Pero queda su memorable música, esa que hoy los amantes del genuino rock and roll continúan disfrutando como en el primer día. Porque la CCR consiguió apelar a la esencia de la música para dar satisfacción a una América que, por fin, había encontrado (aunque tarde) el antídoto contra los Beatles. La banda californiana eliminó las piedras del fardo con música esencial y decenas de canciones (sí, decenas) que hoy permanecen como himnos de la música contemporánea. Para siempre. Justo lo que se encarga de mostrar ahora su directo en el Royal Albert Hall.
El peor final posible
Pocos divorcios han sido tan sonados, duraderos y rencorosos en la historia de la música como el de la Creedence. Por varias razones, Fogerty se negó a tocar la música del grupo durante casi 15 años después de su ruptura en 1972. Cedió en algunas ocasiones entre 1986 y 1987, pero luego se produjo otro silencio lúgubre e implacable antes de su resurgimiento en 1997 con “Blue Moon Swamp”.

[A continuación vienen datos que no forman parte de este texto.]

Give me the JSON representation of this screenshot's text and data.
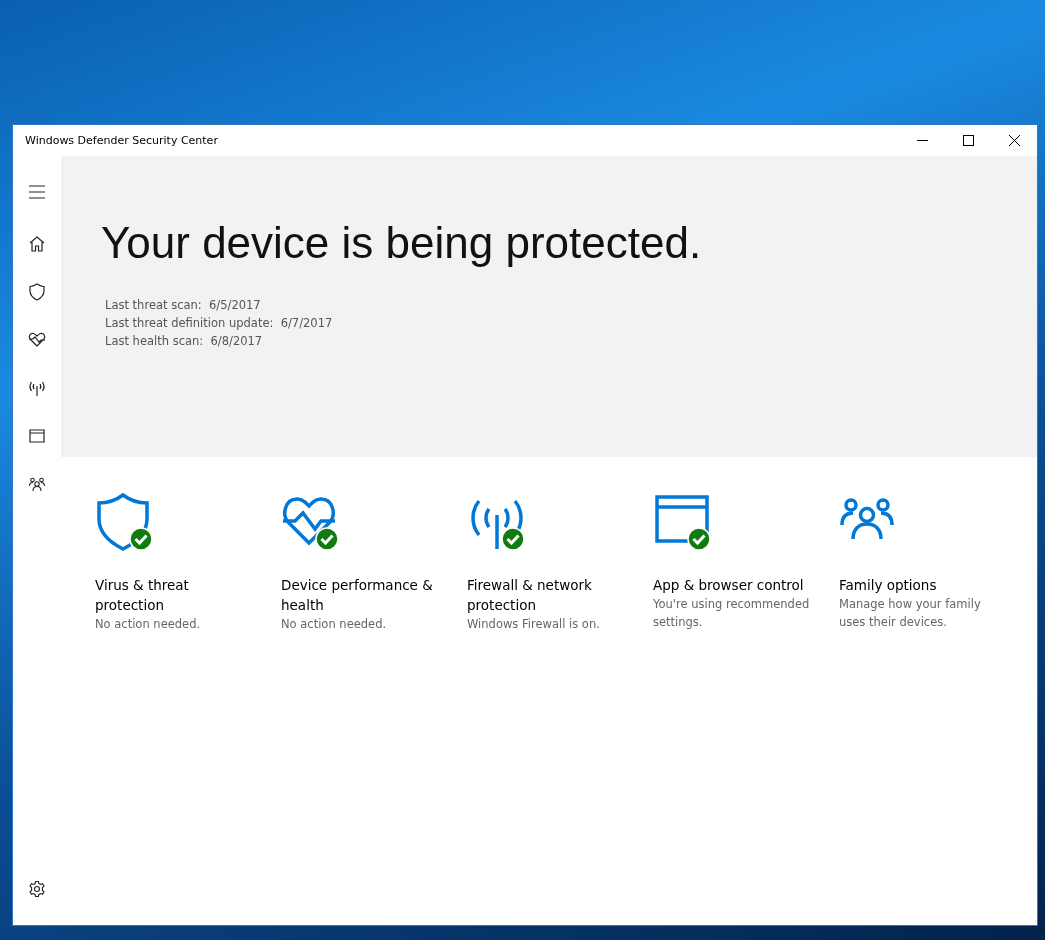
{
  "window": {
    "title": "Windows Defender Security Center"
  },
  "sidebar": {
    "items": [
      {
        "kind": "menu"
      },
      {
        "kind": "home"
      },
      {
        "kind": "shield"
      },
      {
        "kind": "health"
      },
      {
        "kind": "network"
      },
      {
        "kind": "browser"
      },
      {
        "kind": "family"
      }
    ],
    "footer": {
      "kind": "settings"
    }
  },
  "hero": {
    "heading": "Your device is being protected.",
    "details": [
      {
        "label": "Last threat scan:",
        "value": "6/5/2017"
      },
      {
        "label": "Last threat definition update:",
        "value": "6/7/2017"
      },
      {
        "label": "Last health scan:",
        "value": "6/8/2017"
      }
    ]
  },
  "cards": [
    {
      "kind": "shield",
      "title": "Virus & threat protection",
      "status": "No action needed.",
      "ok": true
    },
    {
      "kind": "health",
      "title": "Device performance & health",
      "status": "No action needed.",
      "ok": true
    },
    {
      "kind": "network",
      "title": "Firewall & network protection",
      "status": "Windows Firewall is on.",
      "ok": true
    },
    {
      "kind": "browser",
      "title": "App & browser control",
      "status": "You're using recommended settings.",
      "ok": true
    },
    {
      "kind": "family",
      "title": "Family options",
      "status": "Manage how your family uses their devices.",
      "ok": false
    }
  ]
}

La depresión posterior a la Creedence de Fogerty en los años 80 no tuvo nada que ver con la música. Atrapado en disputas contractuales sobre derechos de autor y publicaciones, fue perdiendo gradualmente el gusto por las canciones que amaban al resto del mundo. Mientras, sus excompañeros fundarían la Creedence Cleawater Revisited para tocar precisamente (y con mercenarios a la voz y la guitarra) las canciones que su compositor no cantaba. “Tocamos Creedence mejor que Fogerty”, dice con poco cariño el batería Doug Clifford. Fueron muchos años de litigio, insultos y heridas que siguen abiertas. Se odian, por mucho que Fogerty haya ido matizando sus palabras en los últimos años. Pero la puerta a la reconciliación parece cerrada para siempre.